Retrospective interventional consecutive case series from 11 tertiary centers
This study included 32 eyes of 31 patients with ODP-M who underwent pars plana vitrectomy with various adjunctive techniques. The effectiveness of barrage laser photocoagulation, internal limiting membran peeling and type of intraocular tamponade and triamcinolone assisted posterior hyaloid removal as an additional surgical step was evaluated. Eyes were categorized according to additional surgical steps. Patients were observed for 12 to 66 months (mean, 24.8) after surgery. Anatomic outcome and best-corrected visual acuity (BCVA) were retrospectively analyzed for all eyes and for all categories. Preoperative and final foveal thickness and anatomic changes in the macula was evaluated by optical coherence tomography.
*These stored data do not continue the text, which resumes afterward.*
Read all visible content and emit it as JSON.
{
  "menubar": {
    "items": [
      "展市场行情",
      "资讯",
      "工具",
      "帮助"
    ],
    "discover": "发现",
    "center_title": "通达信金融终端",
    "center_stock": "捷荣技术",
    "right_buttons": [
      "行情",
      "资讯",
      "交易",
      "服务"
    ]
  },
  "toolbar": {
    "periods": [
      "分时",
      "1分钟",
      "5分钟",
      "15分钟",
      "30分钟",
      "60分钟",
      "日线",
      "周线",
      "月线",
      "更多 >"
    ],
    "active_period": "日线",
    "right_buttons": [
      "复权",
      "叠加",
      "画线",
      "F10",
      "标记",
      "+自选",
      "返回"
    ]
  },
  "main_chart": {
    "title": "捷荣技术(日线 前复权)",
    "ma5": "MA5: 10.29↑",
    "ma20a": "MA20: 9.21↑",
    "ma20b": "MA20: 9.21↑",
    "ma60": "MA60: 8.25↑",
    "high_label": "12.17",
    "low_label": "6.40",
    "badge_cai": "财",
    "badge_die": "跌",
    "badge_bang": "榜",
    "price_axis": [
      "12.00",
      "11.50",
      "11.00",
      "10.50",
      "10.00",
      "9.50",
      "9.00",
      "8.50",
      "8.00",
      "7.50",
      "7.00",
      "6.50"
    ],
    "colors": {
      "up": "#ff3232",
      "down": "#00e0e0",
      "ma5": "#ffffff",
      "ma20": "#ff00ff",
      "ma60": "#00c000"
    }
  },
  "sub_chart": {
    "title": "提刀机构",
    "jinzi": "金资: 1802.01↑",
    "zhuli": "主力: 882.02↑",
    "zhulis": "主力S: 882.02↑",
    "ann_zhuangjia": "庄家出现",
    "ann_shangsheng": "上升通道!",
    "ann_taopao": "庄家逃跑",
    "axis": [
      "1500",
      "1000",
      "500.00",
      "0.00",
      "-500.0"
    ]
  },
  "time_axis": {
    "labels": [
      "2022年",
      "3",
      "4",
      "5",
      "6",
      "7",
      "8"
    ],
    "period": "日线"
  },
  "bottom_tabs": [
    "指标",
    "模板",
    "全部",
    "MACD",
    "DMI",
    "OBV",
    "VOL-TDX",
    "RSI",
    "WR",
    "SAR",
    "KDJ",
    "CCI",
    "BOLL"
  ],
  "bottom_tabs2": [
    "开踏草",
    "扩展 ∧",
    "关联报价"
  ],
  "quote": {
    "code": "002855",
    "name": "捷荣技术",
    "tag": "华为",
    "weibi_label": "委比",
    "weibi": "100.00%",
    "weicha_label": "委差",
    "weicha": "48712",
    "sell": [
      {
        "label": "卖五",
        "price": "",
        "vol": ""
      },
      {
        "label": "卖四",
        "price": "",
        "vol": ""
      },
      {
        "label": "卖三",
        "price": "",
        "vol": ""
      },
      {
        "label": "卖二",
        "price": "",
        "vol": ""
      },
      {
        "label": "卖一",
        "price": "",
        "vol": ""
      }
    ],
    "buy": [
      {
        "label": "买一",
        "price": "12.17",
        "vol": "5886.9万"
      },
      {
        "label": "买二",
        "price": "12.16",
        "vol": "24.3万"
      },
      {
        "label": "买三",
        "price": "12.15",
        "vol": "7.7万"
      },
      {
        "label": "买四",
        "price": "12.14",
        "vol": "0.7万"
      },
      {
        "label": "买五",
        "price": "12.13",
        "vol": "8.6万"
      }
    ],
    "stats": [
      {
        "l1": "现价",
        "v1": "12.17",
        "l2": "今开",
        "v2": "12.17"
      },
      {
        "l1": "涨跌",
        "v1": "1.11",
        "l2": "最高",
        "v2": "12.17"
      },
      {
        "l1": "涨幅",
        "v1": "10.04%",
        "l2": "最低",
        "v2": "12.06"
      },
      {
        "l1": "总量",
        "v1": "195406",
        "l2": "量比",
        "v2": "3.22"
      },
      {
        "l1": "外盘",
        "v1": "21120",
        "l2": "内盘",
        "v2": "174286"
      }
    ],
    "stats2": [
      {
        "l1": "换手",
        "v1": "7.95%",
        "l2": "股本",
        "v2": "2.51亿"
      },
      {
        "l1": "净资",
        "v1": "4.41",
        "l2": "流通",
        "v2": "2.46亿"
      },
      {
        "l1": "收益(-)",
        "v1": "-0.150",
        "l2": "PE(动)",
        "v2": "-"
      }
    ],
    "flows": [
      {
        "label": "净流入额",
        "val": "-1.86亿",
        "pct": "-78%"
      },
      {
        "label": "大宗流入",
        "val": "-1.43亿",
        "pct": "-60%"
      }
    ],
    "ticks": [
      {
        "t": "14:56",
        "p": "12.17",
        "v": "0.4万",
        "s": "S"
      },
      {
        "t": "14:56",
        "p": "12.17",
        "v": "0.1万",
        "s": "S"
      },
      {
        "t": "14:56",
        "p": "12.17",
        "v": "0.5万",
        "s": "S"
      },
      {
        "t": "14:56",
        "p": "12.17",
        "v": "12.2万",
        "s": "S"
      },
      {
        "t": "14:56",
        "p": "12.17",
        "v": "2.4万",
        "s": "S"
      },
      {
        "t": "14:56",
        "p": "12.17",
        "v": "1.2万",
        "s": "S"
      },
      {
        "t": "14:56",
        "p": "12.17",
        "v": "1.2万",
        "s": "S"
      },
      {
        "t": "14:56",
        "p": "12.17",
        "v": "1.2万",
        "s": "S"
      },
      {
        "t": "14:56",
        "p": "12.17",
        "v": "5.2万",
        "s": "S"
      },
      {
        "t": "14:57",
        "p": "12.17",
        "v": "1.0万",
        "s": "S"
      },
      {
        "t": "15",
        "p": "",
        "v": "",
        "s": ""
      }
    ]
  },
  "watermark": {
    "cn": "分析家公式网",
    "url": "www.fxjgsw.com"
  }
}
Mean age of 10 men and 21 women was 32.7±16.6 years (6 to 68 years old). Mean preoperative foveal thickness was 690.2±259.6µm and improved to 280.8±120.6 µm. Mean preoperative BCVA was 20/400 (range 20/20000-20/40). Twenty-seven eyes (84%) gained 2 or more Snellen lines of vision. Mean final BCVA was 20/80 (range 20/800-20/20) with 13 eyes having 20/40 or more BCVA. Visual acuity improved statistically after surgery, as the ODP-M was resolved progressively in all adjuvant categories. Complete retinal reattachment was achieved in 25 of 32 eyes. No recurrences were observed except one eye during the follow-up period. Statistically significant differences were not observed among the adjuvant categories according to surgical outcome parameters. ILM peeling was performed in only 6 eyes from our series based on surgeon preference, but not yielded better surgical outcomes.
These results suggest that pars plana vitrectomy with either adjuvant category is successful in reattaching the macula and improving the visual acuity in most eyes with ODP-M. ILM peeling may not be necessary to achieve favorable results.